Tuesday, June 05, 2012

When a child loses milestones, consider sleep EEG studies


Editor's Note: If a child has a regression, ask your doctor if a sleep EEG is approrpiate. JR


When a child loses milestones, consider sleep EEG studies

by NANCY FLIESLER on MAY 4, 2012
Excess brain electrical activity at night can disrupt development -- but if found, may be treatable.
This is the second post in a series about new approaches for seizures and epilepsy. 
When a 2- or 3-year-old child begins losing milestones like language, walking skills and fine motor abilities, or is slow to achieve them, it’s devastating for families.

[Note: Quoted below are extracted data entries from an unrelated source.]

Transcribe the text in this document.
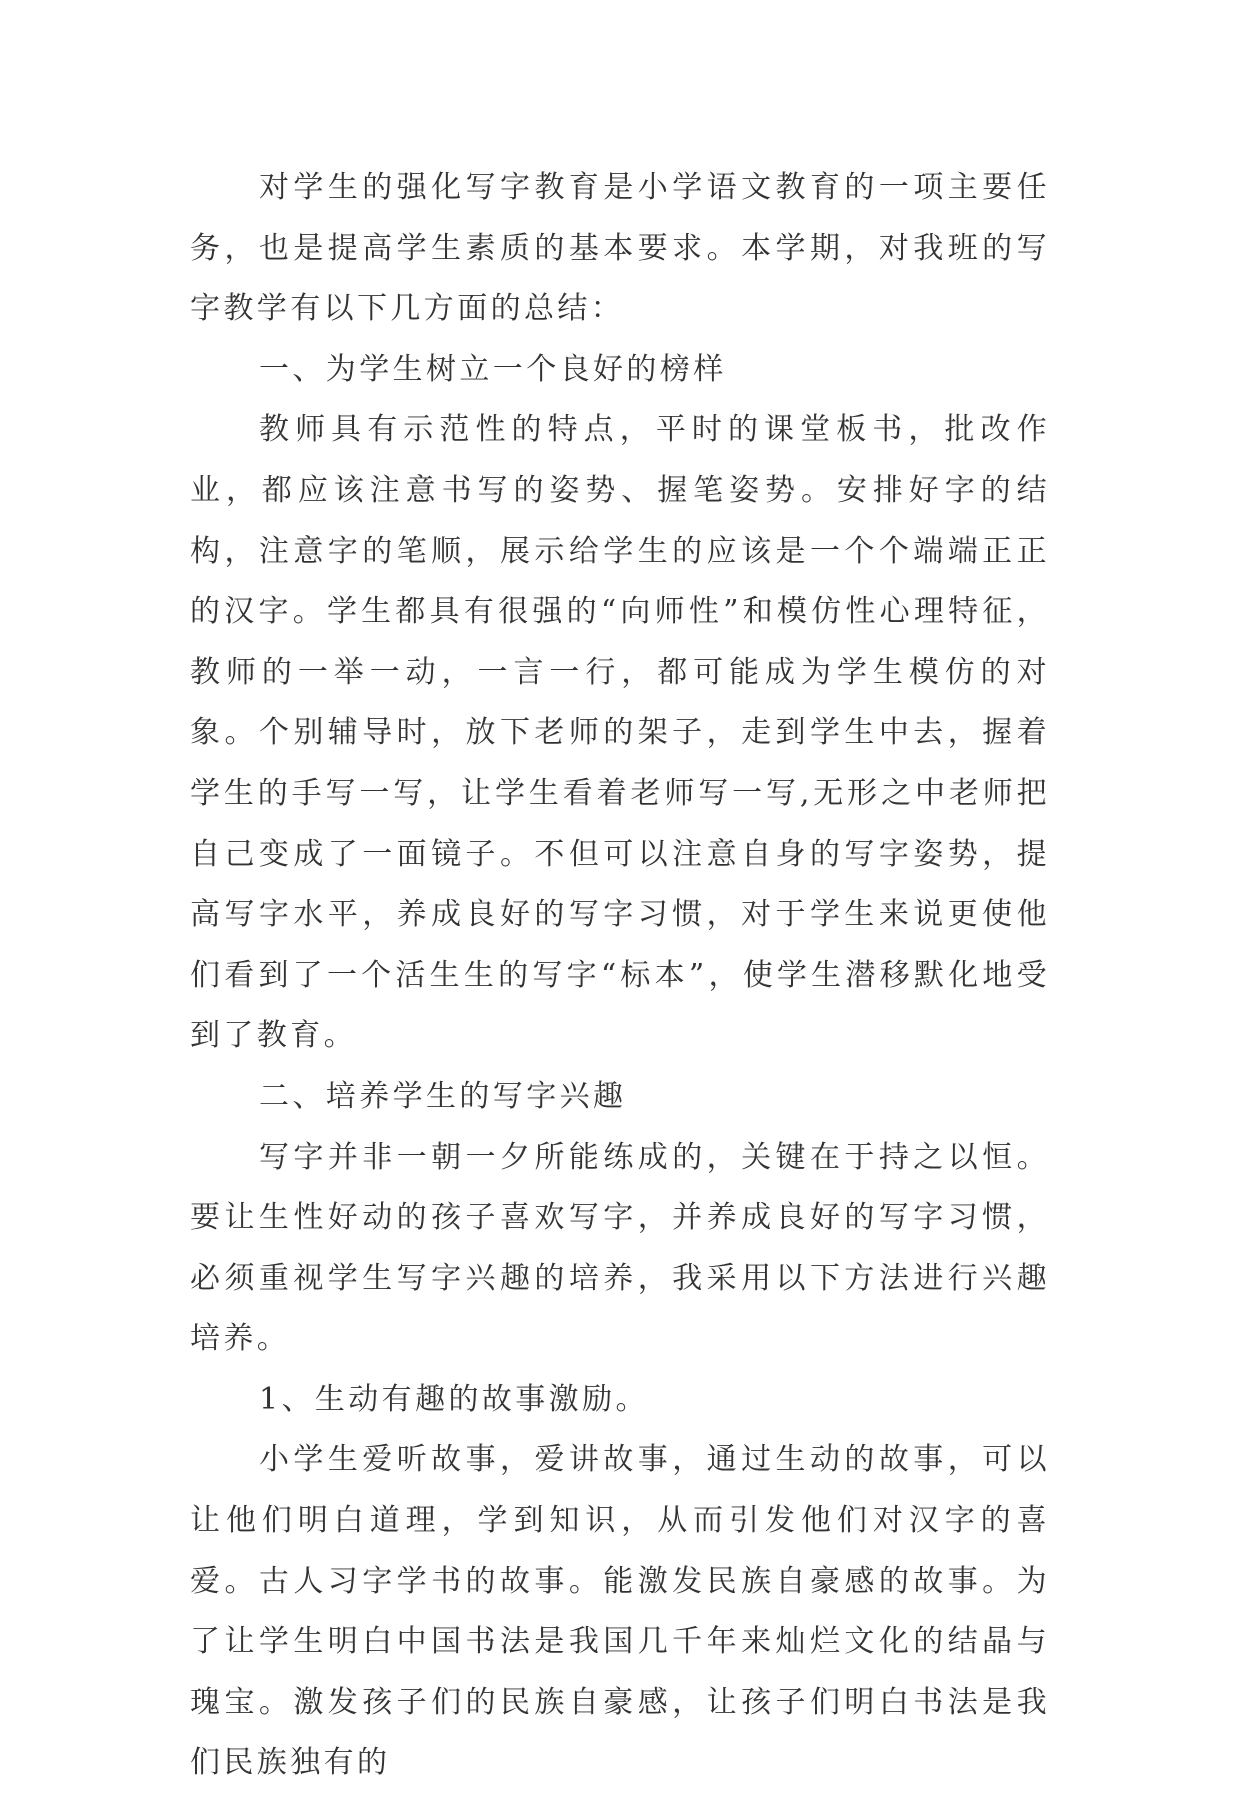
对学生的强化写字教育是小学语文教育的一项主要任务，也是提高学生素质的基本要求。本学期，对我班的写字教学有以下几方面的总结：

一、为学生树立一个良好的榜样

教师具有示范性的特点，平时的课堂板书，批改作业，都应该注意书写的姿势、握笔姿势。安排好字的结构，注意字的笔顺，展示给学生的应该是一个个端端正正的汉字。学生都具有很强的“向师性”和模仿性心理特征，教师的一举一动，一言一行，都可能成为学生模仿的对象。个别辅导时，放下老师的架子，走到学生中去，握着学生的手写一写，让学生看着老师写一写,无形之中老师把自己变成了一面镜子。不但可以注意自身的写字姿势，提高写字水平，养成良好的写字习惯，对于学生来说更使他们看到了一个活生生的写字“标本”，使学生潜移默化地受到了教育。

二、培养学生的写字兴趣

写字并非一朝一夕所能练成的，关键在于持之以恒。要让生性好动的孩子喜欢写字，并养成良好的写字习惯，必须重视学生写字兴趣的培养，我采用以下方法进行兴趣培养。

1、生动有趣的故事激励。

小学生爱听故事，爱讲故事，通过生动的故事，可以让他们明白道理，学到知识，从而引发他们对汉字的喜爱。古人习字学书的故事。能激发民族自豪感的故事。为了让学生明白中国书法是我国几千年来灿烂文化的结晶与瑰宝。激发孩子们的民族自豪感，让孩子们明白书法是我们民族独有的
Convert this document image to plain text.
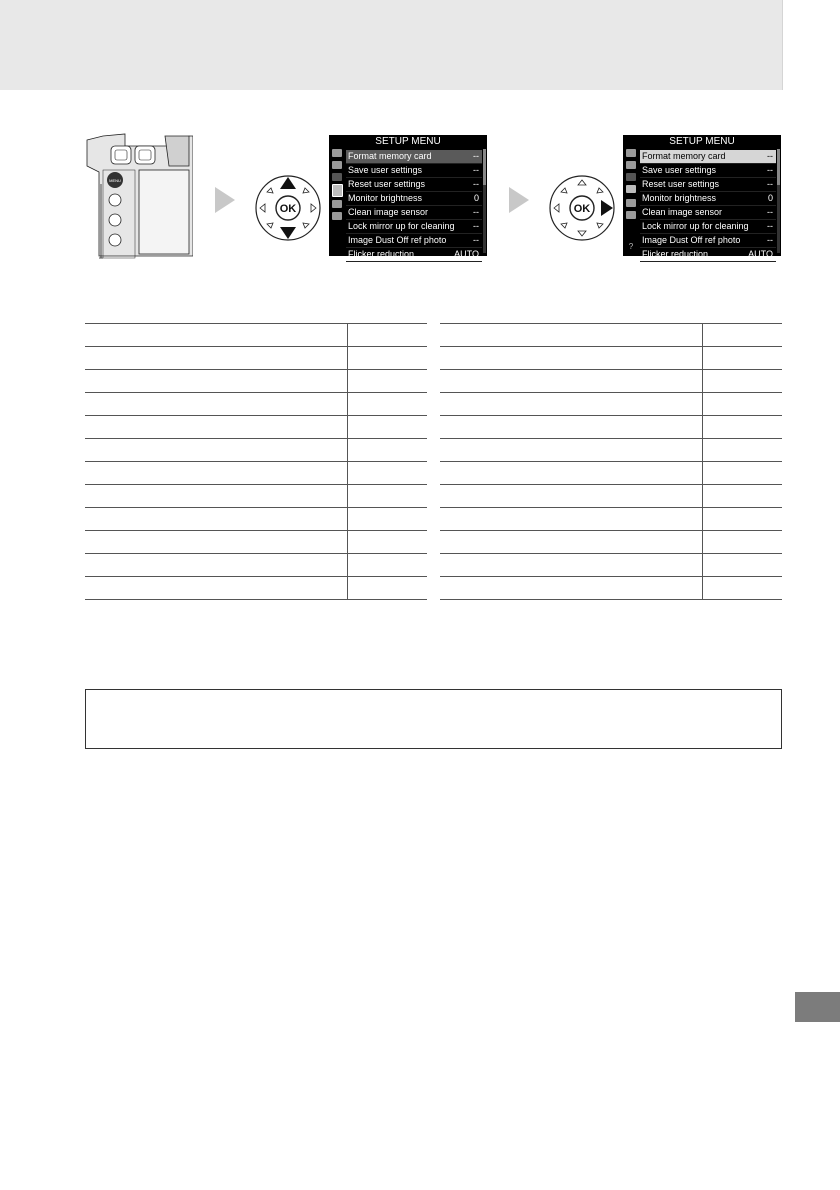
MENU
OK	OK
SETUP MENU
Format memory card	--
Save user settings	--
Reset user settings	--
Monitor brightness	0
Clean image sensor	--
Lock mirror up for cleaning --
Image Dust Off ref photo	--
Flicker reduction	AUTO
SETUP MENU
?
Format memory card	--
Save user settings	--
Reset user settings	--
Monitor brightness	0
Clean image sensor	--
Lock mirror up for cleaning --
Image Dust Off ref photo	--
Flicker reduction	AUTO
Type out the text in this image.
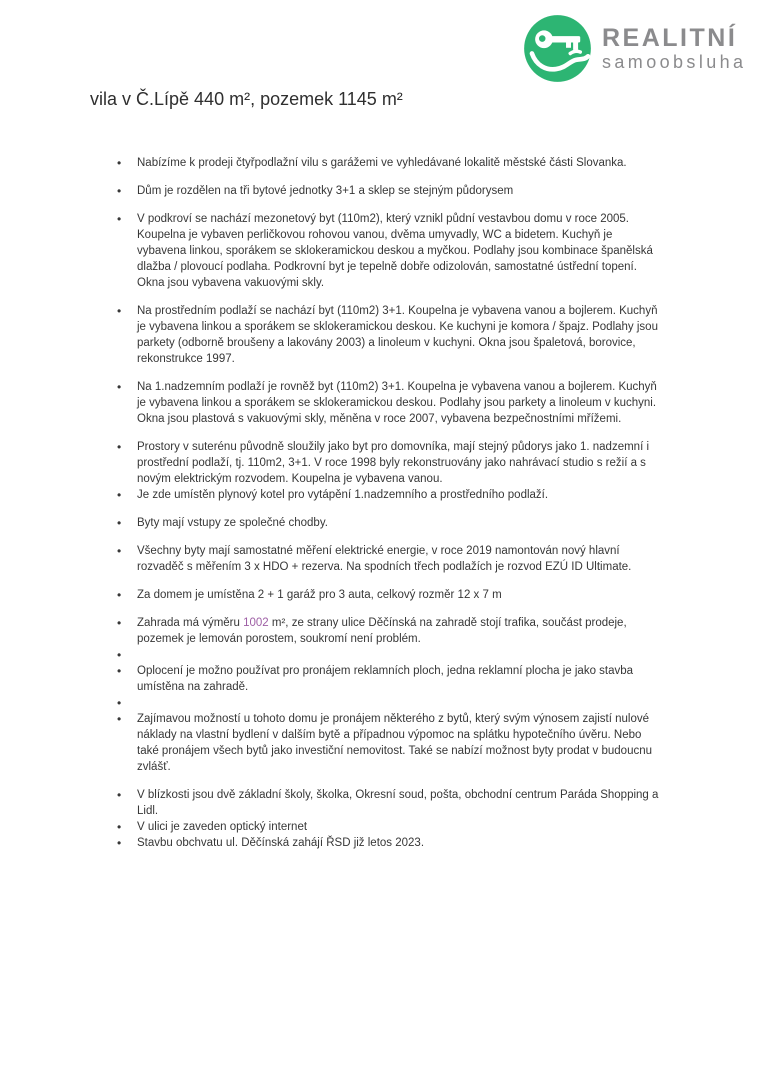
REALITNÍ
samoobsluha
vila v Č.Lípě 440 m², pozemek 1145 m²
• Nabízíme k prodeji čtyřpodlažní vilu s garážemi ve vyhledávané lokalitě městské části Slovanka.
• Dům je rozdělen na tři bytové jednotky 3+1 a sklep se stejným půdorysem
• V podkroví se nachází mezonetový byt (110m2), který vznikl půdní vestavbou domu v roce 2005. Koupelna je vybaven perličkovou rohovou vanou, dvěma umyvadly, WC a bidetem. Kuchyň je vybavena linkou, sporákem se sklokeramickou deskou a myčkou. Podlahy jsou kombinace španělská dlažba / plovoucí podlaha. Podkrovní byt je tepelně dobře odizolován, samostatné ústřední topení. Okna jsou vybavena vakuovými skly.
• Na prostředním podlaží se nachází byt (110m2) 3+1. Koupelna je vybavena vanou a bojlerem. Kuchyň je vybavena linkou a sporákem se sklokeramickou deskou. Ke kuchyni je komora / špajz. Podlahy jsou parkety (odborně broušeny a lakovány 2003) a linoleum v kuchyni. Okna jsou špaletová, borovice, rekonstrukce 1997.
• Na 1.nadzemním podlaží je rovněž byt (110m2) 3+1. Koupelna je vybavena vanou a bojlerem. Kuchyň je vybavena linkou a sporákem se sklokeramickou deskou. Podlahy jsou parkety a linoleum v kuchyni. Okna jsou plastová s vakuovými skly, měněna v roce 2007, vybavena bezpečnostními mřížemi.
• Prostory v suterénu původně sloužily jako byt pro domovníka, mají stejný půdorys jako 1. nadzemní i prostřední podlaží, tj. 110m2, 3+1. V roce 1998 byly rekonstruovány jako nahrávací studio s režií a s novým elektrickým rozvodem. Koupelna je vybavena vanou.
• Je zde umístěn plynový kotel pro vytápění 1.nadzemního a prostředního podlaží.
• Byty mají vstupy ze společné chodby.
• Všechny byty mají samostatné měření elektrické energie, v roce 2019 namontován nový hlavní rozvaděč s měřením 3 x HDO + rezerva. Na spodních třech podlažích je rozvod EZÚ ID Ultimate.
• Za domem je umístěna 2 + 1 garáž pro 3 auta, celkový rozměr 12 x 7 m
• Zahrada má výměru 1002 m², ze strany ulice Děčínská na zahradě stojí trafika, součást prodeje, pozemek je lemován porostem, soukromí není problém.
•
• Oplocení je možno používat pro pronájem reklamních ploch, jedna reklamní plocha je jako stavba umístěna na zahradě.
•
• Zajímavou možností u tohoto domu je pronájem některého z bytů, který svým výnosem zajistí nulové náklady na vlastní bydlení v dalším bytě a případnou výpomoc na splátku hypotečního úvěru. Nebo také pronájem všech bytů jako investiční nemovitost. Také se nabízí možnost byty prodat v budoucnu zvlášť.
• V blízkosti jsou dvě základní školy, školka, Okresní soud, pošta, obchodní centrum Paráda Shopping a Lidl.
• V ulici je zaveden optický internet
• Stavbu obchvatu ul. Děčínská zahájí ŘSD již letos 2023.
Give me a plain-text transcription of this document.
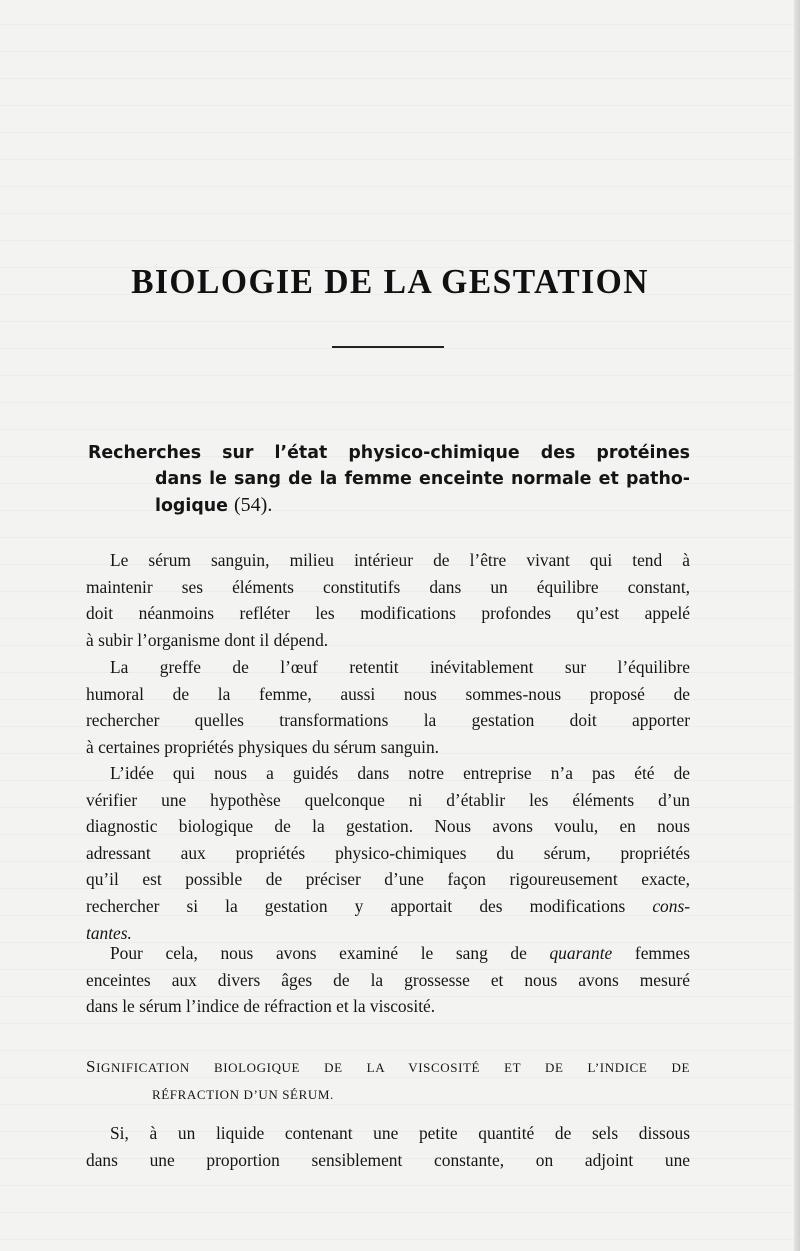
BIOLOGIE DE LA GESTATION
Recherches sur l’état physico-chimique des protéines
dans le sang de la femme enceinte normale et patho-
logique (54).
Le sérum sanguin, milieu intérieur de l’être vivant qui tend à
maintenir ses éléments constitutifs dans un équilibre constant,
doit néanmoins refléter les modifications profondes qu’est appelé
à subir l’organisme dont il dépend.
La greffe de l’œuf retentit inévitablement sur l’équilibre
humoral de la femme, aussi nous sommes-nous proposé de
rechercher quelles transformations la gestation doit apporter
à certaines propriétés physiques du sérum sanguin.
L’idée qui nous a guidés dans notre entreprise n’a pas été de
vérifier une hypothèse quelconque ni d’établir les éléments d’un
diagnostic biologique de la gestation. Nous avons voulu, en nous
adressant aux propriétés physico-chimiques du sérum, propriétés
qu’il est possible de préciser d’une façon rigoureusement exacte,
rechercher si la gestation y apportait des modifications cons-
tantes.
Pour cela, nous avons examiné le sang de quarante femmes
enceintes aux divers âges de la grossesse et nous avons mesuré
dans le sérum l’indice de réfraction et la viscosité.
SIGNIFICATION BIOLOGIQUE DE LA VISCOSITÉ ET DE L’INDICE DE
RÉFRACTION D’UN SÉRUM.
Si, à un liquide contenant une petite quantité de sels dissous
dans une proportion sensiblement constante, on adjoint une
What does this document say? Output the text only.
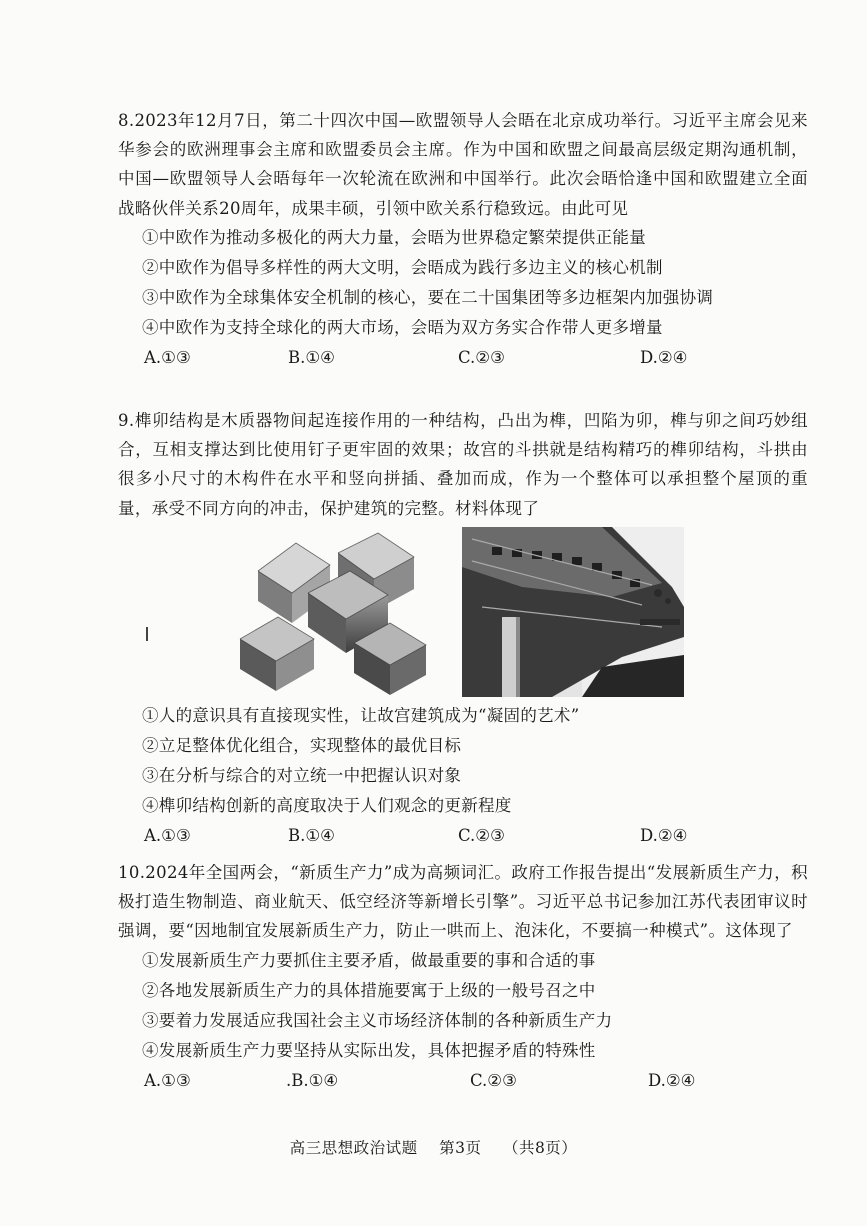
8.2023年12月7日，第二十四次中国—欧盟领导人会晤在北京成功举行。习近平主席会见来华参会的欧洲理事会主席和欧盟委员会主席。作为中国和欧盟之间最高层级定期沟通机制，中国—欧盟领导人会晤每年一次轮流在欧洲和中国举行。此次会晤恰逢中国和欧盟建立全面战略伙伴关系20周年，成果丰硕，引领中欧关系行稳致远。由此可见
①中欧作为推动多极化的两大力量，会晤为世界稳定繁荣提供正能量
②中欧作为倡导多样性的两大文明，会晤成为践行多边主义的核心机制
③中欧作为全球集体安全机制的核心，要在二十国集团等多边框架内加强协调
④中欧作为支持全球化的两大市场，会晤为双方务实合作带人更多增量
A.①③	B.①④	C.②③	D.②④
9.榫卯结构是木质器物间起连接作用的一种结构，凸出为榫，凹陷为卯，榫与卯之间巧妙组合，互相支撑达到比使用钉子更牢固的效果；故宫的斗拱就是结构精巧的榫卯结构，斗拱由很多小尺寸的木构件在水平和竖向拼插、叠加而成，作为一个整体可以承担整个屋顶的重量，承受不同方向的冲击，保护建筑的完整。材料体现了
①人的意识具有直接现实性，让故宫建筑成为“凝固的艺术”
②立足整体优化组合，实现整体的最优目标
③在分析与综合的对立统一中把握认识对象
④榫卯结构创新的高度取决于人们观念的更新程度
A.①③	B.①④	C.②③	D.②④
10.2024年全国两会，“新质生产力”成为高频词汇。政府工作报告提出“发展新质生产力，积极打造生物制造、商业航天、低空经济等新增长引擎”。习近平总书记参加江苏代表团审议时强调，要“因地制宜发展新质生产力，防止一哄而上、泡沫化，不要搞一种模式”。这体现了
①发展新质生产力要抓住主要矛盾，做最重要的事和合适的事
②各地发展新质生产力的具体措施要寓于上级的一般号召之中
③要着力发展适应我国社会主义市场经济体制的各种新质生产力
④发展新质生产力要坚持从实际出发，具体把握矛盾的特殊性
A.①③	.B.①④	C.②③	D.②④
高三思想政治试题 第3页 （共8页）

The good news, at least for some children, is that it might be treatable.
Tobias Loddenkemper, MD, a neurologist in theEpilepsy Center at Boston Children’s Hospital, suspected that some children with developmental delay have seizure-like activity in the brain at night. These spikes of electrical activity, referred to medically as sleep-potentiated epileptiform activity, can be readily and inexpensively detected by electroencephalography, or EEG, and readily treated with nighttime anti-seizure drugs.
But likely, no one’s thought of it. “Very few physicians have been looking to see what’s happening at night,” Loddenkemper says.
He and research fellow Iván Sánchez Fernández, MD, with other colleagues, decided to look themselves. They reviewed overnight EEG recordings from 147 patients who were seen at Boston Children’s over a 14-year period. They foundthat 100 of the 147 children indeed had prominent spikes in their EEGs during the night – and about one in five of them did not have known epilepsy.
Each wavy horizontal line on this child’s EEG shows electrical activity in different regions of the brain. Spiky triangular waves, like those highlighted in red, appear continuously during sleep, reflecting constant epileptic-like activity. Few such spikes were present in this child's daytime EEG.
“Kids can have an almost normal EEG while awake, but show increased spikes during sleep,” says Loddenkemper.